“Inherit the Viper” is an inapt title for a better-than-not-crime drama. Yes, near the movie’s climax, Bruce Dern, playing a crusty old bar owner, tells the protagonist Kip (Josh Hartnett, underplaying beautifully) a dire story of a kid back in Dern’s crusty childhood, whose friends let him die of a snake bite. But the snake’s type isn’t mentioned. And the point of Dern’s story has to do with taking radical steps to stop the spread of venom. “Inherit the Viper” sounds like a martial arts movie. This ain’t.
Directed by Anthony Jerjen from a script by Andrew Crabtree, “Viper” is a terse, controlled thriller about how the family ties that bind — love, loyalty, survival — are tested by criminality and amorality, which here aren’t always analogous. Hartnett’s Kip and his sister, Josephine (the superb Margarita Levieva), are inheritors of their dad’s opioid-dealing franchise in their unnamed, gray-tinted, hardscrabble Ohio town.

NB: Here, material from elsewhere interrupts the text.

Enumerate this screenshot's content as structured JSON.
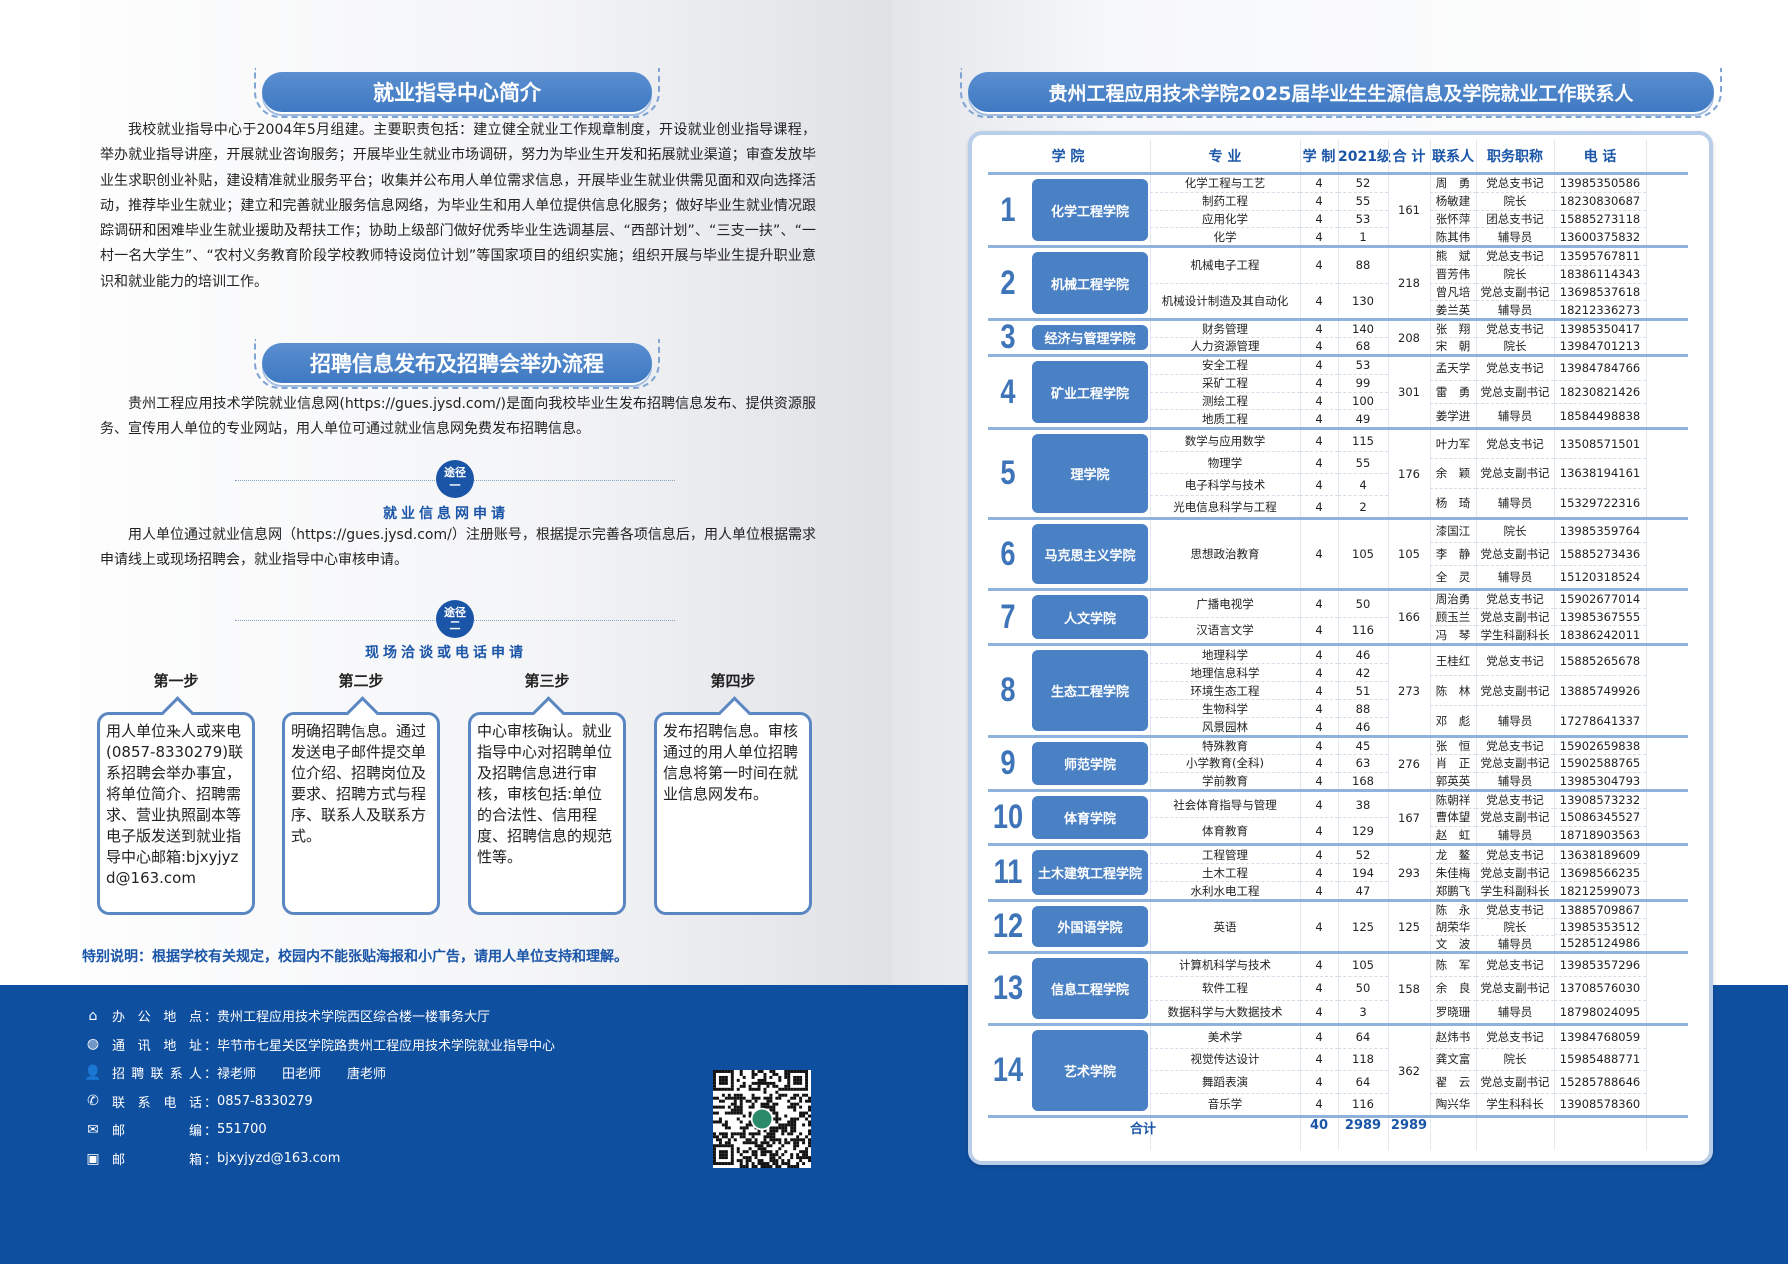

Josie’s arrogance and little brother Boots’s eagerness to enter the family business spell more trouble for Kip, who’s trying to arrange a quieter life for himself and his pregnant girlfriend.
As the movie heads for its quietly ghastly denouement, its plot mechanism gets a little wobbly, which is ultimately forgivable. It’s a genuinely tough picture, but it also has a real undercurrent of compassion. While it doesn’t pack quite the wallop of the cult classic 1992 “One False Move” film its makers show sufficient talent to suggest they might be able to concoct something of that caliber in the near future.